Chez nous, c'est beaucoup plus problématique puisque ces carburants sont encore peu implantés. On peut cependant imaginer que d'autres fanes seraient exploités: paille, fanes de pommes de terre, etc. Je n'ai rien lu de très précis sur ce sujet.

Du coup, on ne sait pas encore avec quoi ça va entrer en concurrence, mais il est difficile d'imaginer que cela va se faire sans mobiliser de nouvelles surfaces agricoles (appelons d'ailleurs ces carburants des agrocarburants, c'est le mot le plus sincère).
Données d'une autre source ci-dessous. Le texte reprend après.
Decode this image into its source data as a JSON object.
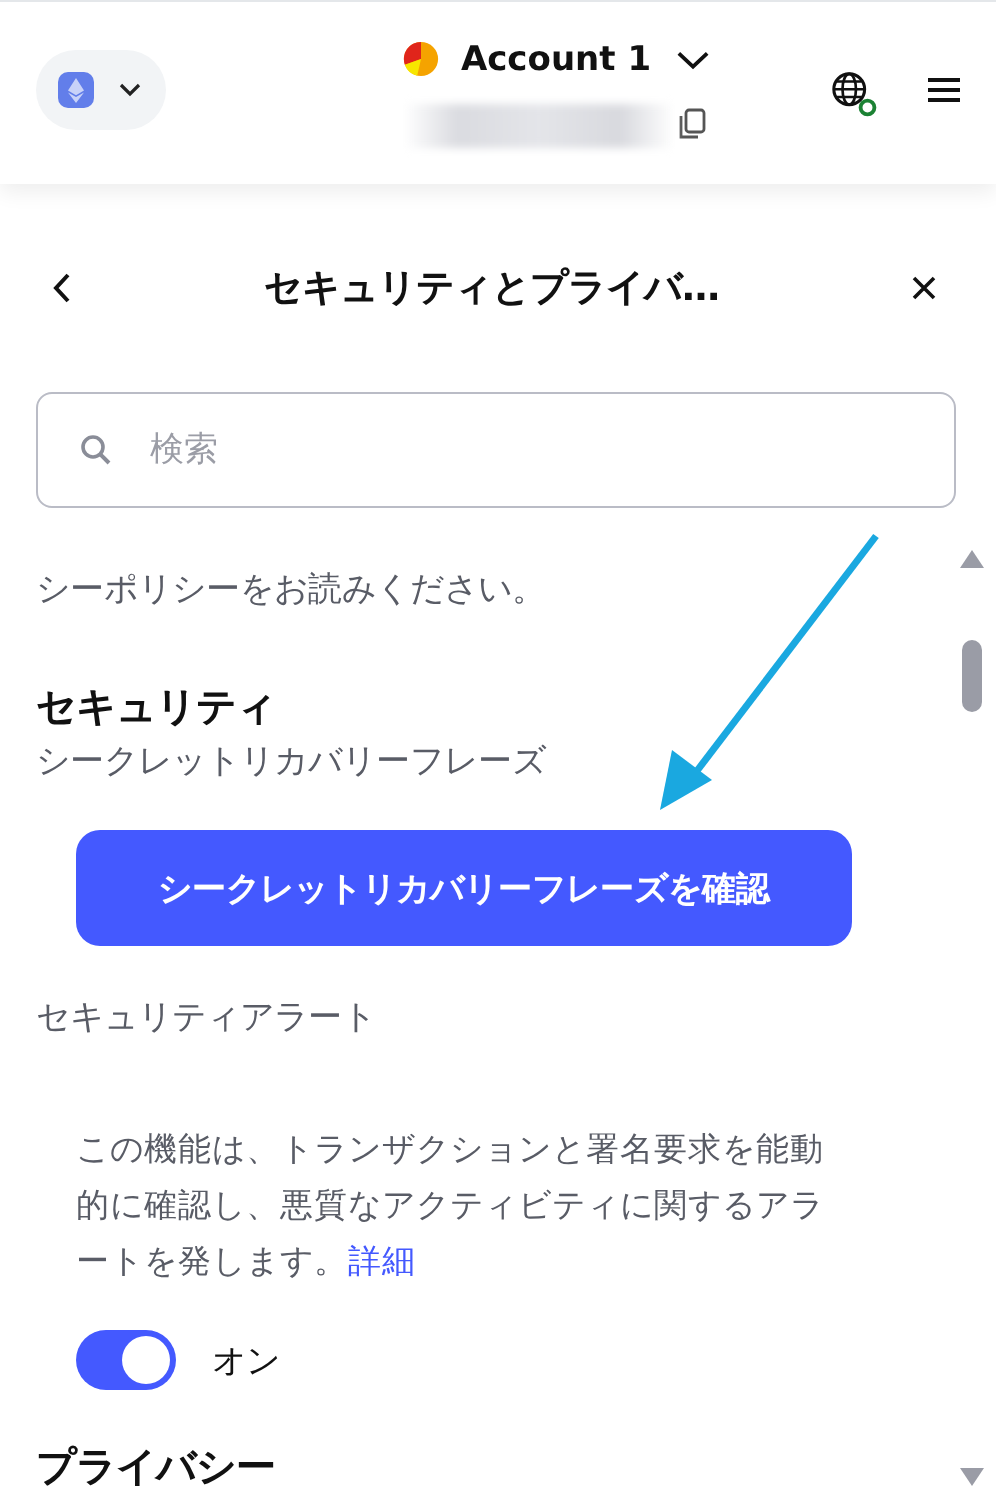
{
  "header": {
    "account_name": "Account 1"
  },
  "page": {
    "title": "セキュリティとプライバ…"
  },
  "search": {
    "placeholder": "検索"
  },
  "content": [
    {
      "kind": "paragraph",
      "text": "シーポリシーをお読みください。"
    },
    {
      "kind": "heading",
      "text": "セキュリティ"
    },
    {
      "kind": "label",
      "text": "シークレットリカバリーフレーズ"
    },
    {
      "kind": "button",
      "text": "シークレットリカバリーフレーズを確認"
    },
    {
      "kind": "label",
      "text": "セキュリティアラート"
    },
    {
      "kind": "description",
      "text": "この機能は、トランザクションと署名要求を能動的に確認し、悪質なアクティビティに関するアラートを発します。",
      "link": "詳細"
    },
    {
      "kind": "toggle",
      "on": true,
      "text": "オン"
    },
    {
      "kind": "heading",
      "text": "プライバシー"
    }
  ]
}
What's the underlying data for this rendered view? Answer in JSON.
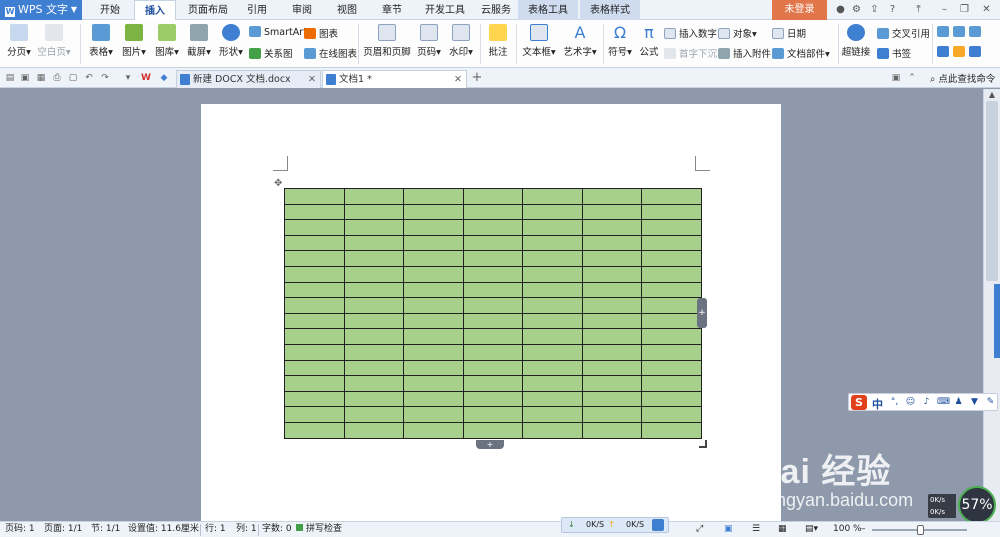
{
  "menubar": {
    "app_name": "WPS 文字",
    "tabs": [
      "开始",
      "插入",
      "页面布局",
      "引用",
      "审阅",
      "视图",
      "章节",
      "开发工具",
      "云服务",
      "表格工具",
      "表格样式"
    ],
    "active_tab": "插入",
    "login_label": "未登录"
  },
  "ribbon": {
    "page_break": "分页",
    "blank_page": "空白页",
    "table": "表格",
    "picture": "图片",
    "gallery": "图库",
    "screenshot": "截屏",
    "shapes": "形状",
    "smartart": "SmartArt",
    "relation": "关系图",
    "chart": "图表",
    "online_chart": "在线图表",
    "header_footer": "页眉和页脚",
    "page_number": "页码",
    "watermark": "水印",
    "comment": "批注",
    "textbox": "文本框",
    "wordart": "艺术字",
    "symbol": "符号",
    "formula": "公式",
    "insert_number": "插入数字",
    "object": "对象",
    "date": "日期",
    "drop_cap": "首字下沉",
    "insert_attachment": "插入附件",
    "doc_parts": "文档部件",
    "hyperlink": "超链接",
    "cross_ref": "交叉引用",
    "bookmark": "书签"
  },
  "doctabs": {
    "tabs": [
      {
        "label": "新建 DOCX 文档.docx",
        "active": false
      },
      {
        "label": "文档1 *",
        "active": true
      }
    ],
    "search_link": "点此查找命令"
  },
  "table": {
    "rows": 16,
    "cols": 7,
    "fill_color": "#a8d08d"
  },
  "ime": {
    "lang": "中"
  },
  "watermark": {
    "brand": "Bai  经验",
    "sub": "jingyan.baidu.com"
  },
  "speed_widget": {
    "percent": "57%",
    "up": "0K/s",
    "down": "0K/s"
  },
  "net": {
    "down": "0K/S",
    "up": "0K/S"
  },
  "statusbar": {
    "page_no": "页码: 1",
    "pages": "页面: 1/1",
    "section": "节: 1/1",
    "setting": "设置值: 11.6厘米",
    "row": "行: 1",
    "col": "列: 1",
    "wordcount": "字数: 0",
    "spellcheck": "拼写检查",
    "zoom": "100 %"
  }
}
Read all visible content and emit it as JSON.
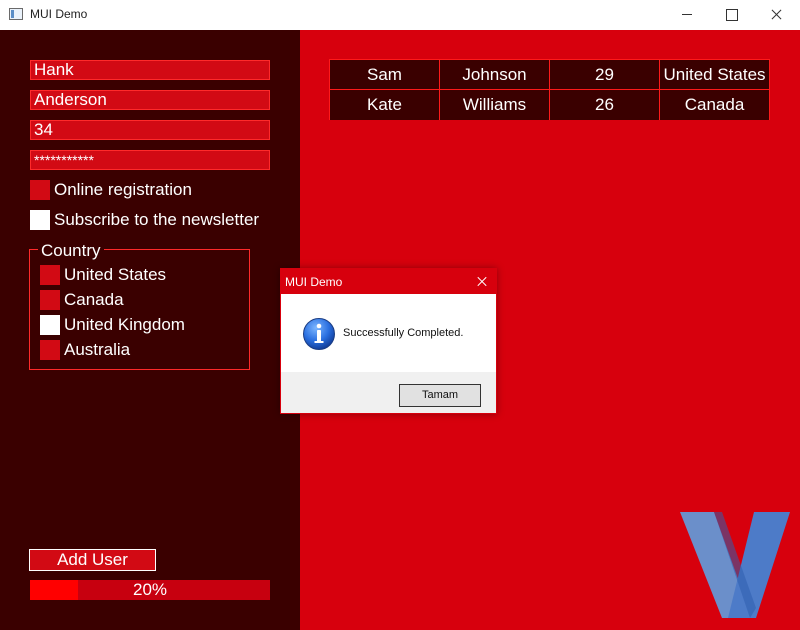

Je crois qu'on serait plus éclairé si l'on étudiait un peu quelles ont été les conséquences environnementales et alimentaires de l'utilisation du bois durant la période de la seconde guerre mondiale pour faire rouler les véhicules qui roulaient encore (le fameux gazogène), car si l'utilisation n'était pas dans le gigantisme actuel, le principe était finalement assez proche des agrocarburants de seconde génération. Après tout, que l'on transforme les molécules sucrées contenues dans la lignite en gaz par un phénomène de combustion ou en alcool par un phénomène de digestion chimique, c'est toujours la même source d'énergie qu'on exploite.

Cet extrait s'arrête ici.